Social spending of the budget system (%).

Source: Russian Ministry of Finance.

The extensive reproduction of the “state's social paternalism” is having negative social and economic implications. Russia still lacks a mechanism for the mobilization of private funds to finance social goods, let alone the capitalization of respective household savings.

Secondly, offshore capitalism has been preserved. Whereas in other countries, attempts to move to foreign jurisdictions are pregnant with tax-related problems, the remaining high business risks are still a primary driver in Russia. Assets are often removed as a form of insurance.

At the same time, businessmen removing money from the country look for tax havens and countries that offer the simplest rules for registering a business. The use of foreign jurisdictions to minimize risks is characteristic of less developed economies and political systems than in Russia. As the risk of losing property remains high, Russian businessmen have taken up the practice of selecting projects and transactions that offer returns with a high risk premium.

Thirdly, the inflation rate remains high (exceeding 10% annually in 13 of the past 15 years).

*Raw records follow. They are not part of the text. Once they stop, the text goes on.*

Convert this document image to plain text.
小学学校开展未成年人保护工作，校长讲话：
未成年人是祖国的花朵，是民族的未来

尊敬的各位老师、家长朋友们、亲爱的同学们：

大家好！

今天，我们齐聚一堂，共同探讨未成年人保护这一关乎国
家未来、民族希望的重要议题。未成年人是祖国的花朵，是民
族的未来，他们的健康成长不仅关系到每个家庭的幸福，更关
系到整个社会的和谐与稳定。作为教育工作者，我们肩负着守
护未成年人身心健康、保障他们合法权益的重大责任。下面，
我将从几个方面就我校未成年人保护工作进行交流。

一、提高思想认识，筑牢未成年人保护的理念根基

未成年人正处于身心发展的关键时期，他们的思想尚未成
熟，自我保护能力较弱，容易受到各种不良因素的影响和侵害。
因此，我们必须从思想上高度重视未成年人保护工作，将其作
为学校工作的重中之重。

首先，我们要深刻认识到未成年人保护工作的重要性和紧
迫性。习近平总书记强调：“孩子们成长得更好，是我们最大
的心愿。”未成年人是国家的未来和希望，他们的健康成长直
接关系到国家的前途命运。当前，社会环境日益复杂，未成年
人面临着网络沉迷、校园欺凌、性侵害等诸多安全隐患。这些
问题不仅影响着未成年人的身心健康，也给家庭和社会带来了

These three factors are causing Russian entrepreneurs to demand exaggerated requirements to returns. While the generally accepted level of expected annual returns to start a new project is between 10% and 12% in developed economies, the psychological barrier in Russia would necessitate returns closer to 20% or even 30%. Reliable sources of returns this high include natural rent (natural monopolies) and artificial monopolies in which the state is not trying to restrict the monopoly (e.g., by regulating prices). High returns (and a high risk of losses) are also a trait of innovative businesses producing completely new types of products. Additionally, very high returns may result from a medium-term (several years) market imbalance, illustrative of the initial stages of market formation with weak regulation and high information asymmetry.

3. Three-sector economy and its expected evolution

During the fat years, the economy developed three macro business sectors that were integrated differently into the system of relationships associated with deriving and using oil and gas rent and other resources. Table 1 represents the breakdown of economic sectors by macro sectors based on the prevailing type of business (of course, each case has its numerous exceptions). Moreover, part of the economy remains outside the market and is mostly served by state-owned and municipal institutions—the so-called budget sector.4

Breakdown of economic sectors by macro sectors.

Sector Macro sector
A. Agriculture, hunting, forestry Small and medium non-commodity businesses
B. Fishery, fish farming Small and medium non-commodity businesses
C. Mining and minerals Commodity businesses
D. Manufacturing including coke and oil products Large non-commodity businesses
Commodity businesses
E. Electric power, gas, and water production and distribution Large non-commodity businesses
F. Construction Large non-commodity businesses
G. Wholesale and retail including wholesale fuel Small and medium non-commodity businesses
Commodity businesses
H. Hotels and restaurants Small and medium non-commodity businesses
I. Transportation and telecommunications including pipeline transportation Large non-commodity businesses
Commodity businesses
J. Financial transactions Large non-commodity businesses
K. Real estate transactions, leasing, and services Small and medium non-commodity businesses
L. Public administration and military security; social security Budget sector
M. Education Budget sector
N. Healthcare and social services Budget sector
O. Other utility, social, and personal services Small and medium non-commodity businesses

The first sector (which we call “Commodity Businesses”) includes companies specializing in the production, processing, and transportation of and trade in, hydrocarbons. These companies began to generate tremendous profits thanks to growing oil prices in the early 2000s. Between 2002 and 2004, the government introduced a taxation system for excess profits received from the rent (export duties and mineral extraction tax, MET) and thus directed a greater portion of oil and gas rents to the budget, which was partly saved in sovereign funds and partly redistributed to other sectors of the economy. In addition, the state imposed an extra tax burden on commodity businesses to ensure the observance of social obligations (supporting employment and the social sphere) and to finance costly social projects. However, even with these deductions, the average profit margin in this macro sector was approximately 20% during the fat years and noticeably higher (by 2 to 3 times) than other sectors (Fig. 12).

Fig. 12

Profit margin on sales in macro sectors.

Sources: Rosstat; calculations by HSE.

The second sector (conventionally called “Large Non-Commodity Businesses”) includes large companies in non-commodity industries that sell their products primarily in the domestic market. The ruble's growth in real terms during the period of increasing and high oil prices led to a decrease in the price competitiveness of their products compared to imported goods. However, the “casualties” were not so numerous. Domestic textiles and light industry effectively disappeared, unable to compete with cheap Asian substitutes of comparable quality. Other sectors survived in which competing imports came from countries with high labor costs. A number of companies succeeded by leveraging the favorable exchange rate of the ruble to make technology upgrades and improve their competitiveness.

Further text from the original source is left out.